A cosmic explosion that blinded space instruments may be the brightest ever seen, astronomers have said.
The blast, which occurred two billion light years from Earth in October, produced a pulse of intense radiation that swept through the solar system, triggering detectors on multiple spacecraft.
Scientists said the event was a gamma-ray burst (GRB), known for being some of the strongest and brightest explosions in the universe.
Astronomers said it was the brightest of all time since the beginning of human civilisation, blinding most gamma-ray instruments in space.
It meant researchers could not measure the real intensity of the emission and had to reconstruct its energy expenditure from past and present data.
An analysis of 7,000 GRBs suggests the event, dubbed GRB 221009A, was 70 times brighter than any yet seen and only occurs once every 10,000 years.
Dr Dan Perley, of the Astrophysics Research Institute at Liverpool John Moores University – who followed the event with the University’s Liverpool Telescope on the Spanish island of La Palma, said: “There is nothing in human experience that comes anywhere remotely close to such an outpouring of energy. Nothing.”

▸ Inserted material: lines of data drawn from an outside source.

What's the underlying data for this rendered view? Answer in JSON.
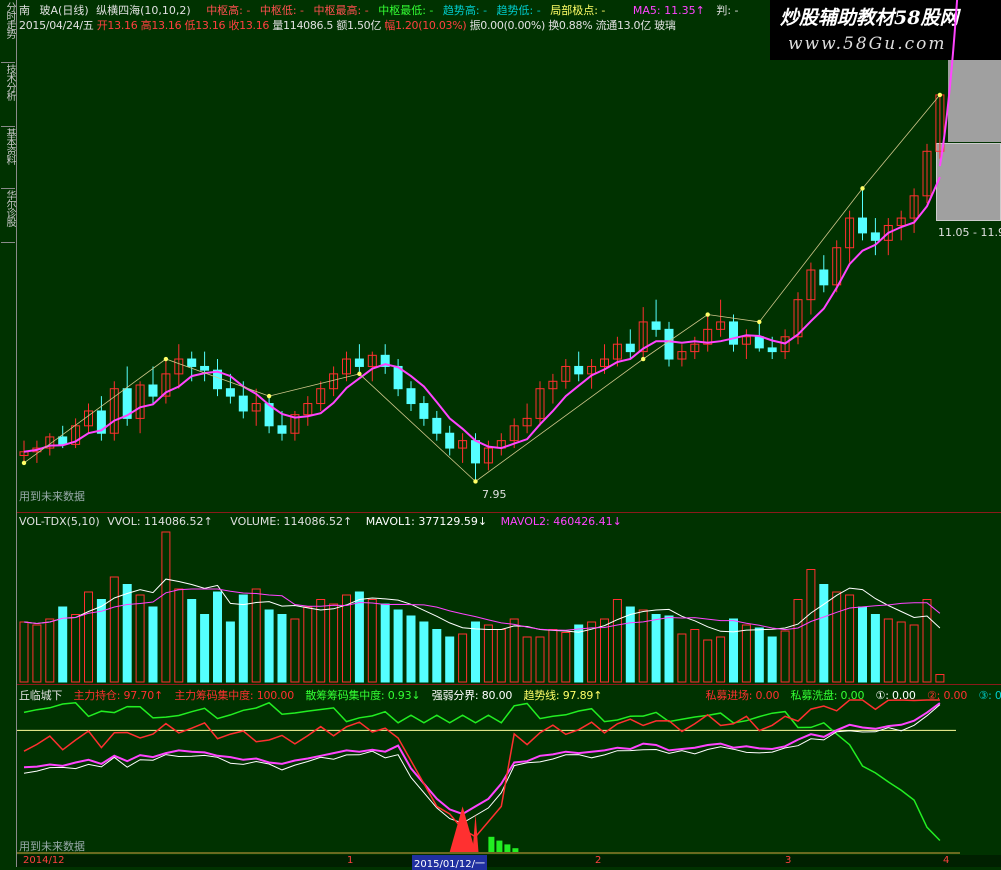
{
  "side_tabs": [
    "分时走势",
    "技术分析",
    "基本资料",
    "华尔诊股"
  ],
  "header": {
    "row1": [
      {
        "t": "南",
        "c": "#e0e0e0"
      },
      {
        "t": "玻A(日线)",
        "c": "#e0e0e0"
      },
      {
        "t": "纵横四海(10,10,2)",
        "c": "#e0e0e0"
      },
      {
        "t": "中枢高: -",
        "c": "#ff5050"
      },
      {
        "t": "中枢低: -",
        "c": "#ff5050"
      },
      {
        "t": "中枢最高: -",
        "c": "#ff5050"
      },
      {
        "t": "中枢最低: -",
        "c": "#33ff33"
      },
      {
        "t": "趋势高: -",
        "c": "#00cccc"
      },
      {
        "t": "趋势低: -",
        "c": "#00cccc"
      },
      {
        "t": "局部极点: -",
        "c": "#ffff66"
      },
      {
        "t": "MA5: 11.35↑",
        "c": "#ff44ff"
      },
      {
        "t": "判: -",
        "c": "#e0e0e0"
      }
    ],
    "row2": [
      {
        "t": "2015/04/24/五",
        "c": "#e0e0e0"
      },
      {
        "t": "开13.16",
        "c": "#ff4040"
      },
      {
        "t": "高13.16",
        "c": "#ff4040"
      },
      {
        "t": "低13.16",
        "c": "#ff4040"
      },
      {
        "t": "收13.16",
        "c": "#ff4040"
      },
      {
        "t": "量114086.5",
        "c": "#e0e0e0"
      },
      {
        "t": "额1.50亿",
        "c": "#e0e0e0"
      },
      {
        "t": "幅1.20(10.03%)",
        "c": "#ff4040"
      },
      {
        "t": "振0.00(0.00%)",
        "c": "#e0e0e0"
      },
      {
        "t": "换0.88%",
        "c": "#e0e0e0"
      },
      {
        "t": "流通13.0亿",
        "c": "#e0e0e0"
      },
      {
        "t": "玻璃",
        "c": "#e0e0e0"
      }
    ]
  },
  "brand": {
    "line1": "炒股辅助教材58股网",
    "line2": "www.58Gu.com"
  },
  "price_labels": {
    "high": "11.05 - 11.9",
    "low": "7.95",
    "future": "用到未来数据"
  },
  "vol_header": [
    {
      "t": "VOL-TDX(5,10)",
      "c": "#e0e0e0"
    },
    {
      "t": "VVOL: 114086.52↑",
      "c": "#e0e0e0"
    },
    {
      "t": "VOLUME: 114086.52↑",
      "c": "#e0e0e0"
    },
    {
      "t": "MAVOL1: 377129.59↓",
      "c": "#ffffff"
    },
    {
      "t": "MAVOL2: 460426.41↓",
      "c": "#ff44ff"
    }
  ],
  "ind_header": [
    {
      "t": "丘临城下",
      "c": "#e0e0e0"
    },
    {
      "t": "主力持仓: 97.70↑",
      "c": "#ff3030"
    },
    {
      "t": "主力筹码集中度: 100.00",
      "c": "#ff3030"
    },
    {
      "t": "散筹筹码集中度: 0.93↓",
      "c": "#33ff33"
    },
    {
      "t": "强弱分界: 80.00",
      "c": "#ffffff"
    },
    {
      "t": "趋势线: 97.89↑",
      "c": "#ffff66"
    },
    {
      "t": "私募进场: 0.00",
      "c": "#ff3030"
    },
    {
      "t": "私募洗盘: 0.00",
      "c": "#33ff33"
    },
    {
      "t": "①: 0.00",
      "c": "#ffffff"
    },
    {
      "t": "②: 0.00",
      "c": "#ff3030"
    },
    {
      "t": "③: 0.00",
      "c": "#00cccc"
    }
  ],
  "ind_future": "用到未来数据",
  "time_axis": [
    "2014/12",
    "1",
    "2015/01/12/一",
    "2",
    "3",
    "4"
  ],
  "colors": {
    "bg": "#003200",
    "up": "#ff3030",
    "down": "#55ffff",
    "green": "#22ee22",
    "ma": "#ff44ff",
    "white": "#ffffff",
    "grid": "#8a1a1a"
  },
  "chart_data": {
    "type": "candlestick",
    "candles": [
      [
        8.3,
        8.5,
        8.2,
        8.35
      ],
      [
        8.35,
        8.5,
        8.2,
        8.4
      ],
      [
        8.4,
        8.6,
        8.3,
        8.55
      ],
      [
        8.55,
        8.7,
        8.4,
        8.45
      ],
      [
        8.45,
        8.8,
        8.4,
        8.7
      ],
      [
        8.7,
        9.0,
        8.6,
        8.9
      ],
      [
        8.9,
        9.1,
        8.5,
        8.6
      ],
      [
        8.6,
        9.3,
        8.5,
        9.2
      ],
      [
        9.2,
        9.5,
        8.7,
        8.8
      ],
      [
        8.8,
        9.3,
        8.6,
        9.25
      ],
      [
        9.25,
        9.5,
        9.0,
        9.1
      ],
      [
        9.1,
        9.6,
        9.0,
        9.4
      ],
      [
        9.4,
        9.8,
        9.2,
        9.6
      ],
      [
        9.6,
        9.7,
        9.3,
        9.5
      ],
      [
        9.5,
        9.7,
        9.3,
        9.45
      ],
      [
        9.45,
        9.6,
        9.1,
        9.2
      ],
      [
        9.2,
        9.4,
        9.0,
        9.1
      ],
      [
        9.1,
        9.3,
        8.8,
        8.9
      ],
      [
        8.9,
        9.2,
        8.7,
        9.0
      ],
      [
        9.0,
        9.1,
        8.6,
        8.7
      ],
      [
        8.7,
        8.9,
        8.5,
        8.6
      ],
      [
        8.6,
        8.9,
        8.5,
        8.85
      ],
      [
        8.85,
        9.1,
        8.7,
        9.0
      ],
      [
        9.0,
        9.3,
        8.9,
        9.2
      ],
      [
        9.2,
        9.5,
        9.1,
        9.4
      ],
      [
        9.4,
        9.7,
        9.3,
        9.6
      ],
      [
        9.6,
        9.8,
        9.4,
        9.5
      ],
      [
        9.5,
        9.7,
        9.3,
        9.65
      ],
      [
        9.65,
        9.8,
        9.4,
        9.5
      ],
      [
        9.5,
        9.6,
        9.1,
        9.2
      ],
      [
        9.2,
        9.3,
        8.9,
        9.0
      ],
      [
        9.0,
        9.1,
        8.7,
        8.8
      ],
      [
        8.8,
        8.9,
        8.5,
        8.6
      ],
      [
        8.6,
        8.7,
        8.3,
        8.4
      ],
      [
        8.4,
        8.6,
        8.2,
        8.5
      ],
      [
        8.5,
        8.6,
        7.95,
        8.2
      ],
      [
        8.2,
        8.5,
        8.1,
        8.4
      ],
      [
        8.4,
        8.6,
        8.3,
        8.5
      ],
      [
        8.5,
        8.8,
        8.4,
        8.7
      ],
      [
        8.7,
        9.0,
        8.6,
        8.8
      ],
      [
        8.8,
        9.3,
        8.7,
        9.2
      ],
      [
        9.2,
        9.4,
        9.0,
        9.3
      ],
      [
        9.3,
        9.6,
        9.2,
        9.5
      ],
      [
        9.5,
        9.7,
        9.3,
        9.4
      ],
      [
        9.4,
        9.6,
        9.2,
        9.5
      ],
      [
        9.5,
        9.8,
        9.4,
        9.6
      ],
      [
        9.6,
        9.9,
        9.5,
        9.8
      ],
      [
        9.8,
        10.0,
        9.6,
        9.7
      ],
      [
        9.7,
        10.3,
        9.6,
        10.1
      ],
      [
        10.1,
        10.4,
        9.9,
        10.0
      ],
      [
        10.0,
        10.1,
        9.5,
        9.6
      ],
      [
        9.6,
        9.8,
        9.5,
        9.7
      ],
      [
        9.7,
        9.9,
        9.6,
        9.8
      ],
      [
        9.8,
        10.2,
        9.7,
        10.0
      ],
      [
        10.0,
        10.4,
        9.9,
        10.1
      ],
      [
        10.1,
        10.2,
        9.7,
        9.8
      ],
      [
        9.8,
        10.0,
        9.6,
        9.9
      ],
      [
        9.9,
        10.1,
        9.7,
        9.75
      ],
      [
        9.75,
        9.9,
        9.6,
        9.7
      ],
      [
        9.7,
        10.0,
        9.6,
        9.9
      ],
      [
        9.9,
        10.5,
        9.8,
        10.4
      ],
      [
        10.4,
        10.9,
        10.2,
        10.8
      ],
      [
        10.8,
        11.0,
        10.5,
        10.6
      ],
      [
        10.6,
        11.2,
        10.5,
        11.1
      ],
      [
        11.1,
        11.6,
        10.9,
        11.5
      ],
      [
        11.5,
        11.9,
        11.2,
        11.3
      ],
      [
        11.3,
        11.5,
        11.0,
        11.2
      ],
      [
        11.2,
        11.5,
        11.0,
        11.4
      ],
      [
        11.4,
        11.6,
        11.2,
        11.5
      ],
      [
        11.5,
        11.9,
        11.3,
        11.8
      ],
      [
        11.8,
        12.5,
        11.7,
        12.4
      ],
      [
        12.4,
        13.16,
        12.3,
        13.16
      ]
    ],
    "ylim": [
      7.7,
      13.9
    ],
    "volumes": [
      0.4,
      0.38,
      0.42,
      0.5,
      0.45,
      0.6,
      0.55,
      0.7,
      0.65,
      0.58,
      0.5,
      1.0,
      0.62,
      0.55,
      0.45,
      0.6,
      0.4,
      0.58,
      0.62,
      0.48,
      0.45,
      0.42,
      0.5,
      0.55,
      0.52,
      0.58,
      0.6,
      0.55,
      0.52,
      0.48,
      0.44,
      0.4,
      0.35,
      0.3,
      0.32,
      0.4,
      0.38,
      0.35,
      0.42,
      0.3,
      0.3,
      0.35,
      0.33,
      0.38,
      0.4,
      0.42,
      0.55,
      0.5,
      0.48,
      0.45,
      0.44,
      0.32,
      0.35,
      0.28,
      0.3,
      0.42,
      0.38,
      0.36,
      0.3,
      0.34,
      0.55,
      0.75,
      0.65,
      0.6,
      0.58,
      0.5,
      0.45,
      0.42,
      0.4,
      0.38,
      0.55,
      0.05
    ]
  }
}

Though they last mere seconds GRBs produce as much energy as the sun will omit during its entire lifetime.
‘A phenomenal amount of energy’
Dr Perley said GRB 221009A produced “a phenomenal amount of energy”, adding: “It’s certainly the highest value ever recorded for a gamma-ray burst.”
The blast deposited around a gigawatt of power into Earth’s upper atmosphere, according to the European Space Agency (ESA), the equivalent of a power station’s energy output.
Astronomers believe GRB 221009A was the result of a massive star collapsing in on itself to form a black hole.
Dr Perley said: “The star would have been many times more massive than the sun, probably 20 times as massive or more.”
GRB was much closer to Earth compared to others
GRB 221009A was thought to be so bright because it was much closer to Earth compared to other known GRBs and the beam of electromagnetic radiation happened to be pointing in the direction of the planet.
GRBs also produce a supernova but astronomers are yet to ascertain whether that happened in this case.
They are typically followed by a shockwave that emits lower energy radiation, known as an afterglow, that gradually fades over time.
The findings are reported in two separate papers in the Astrophysical Journal and Astrophysical Journal Letters.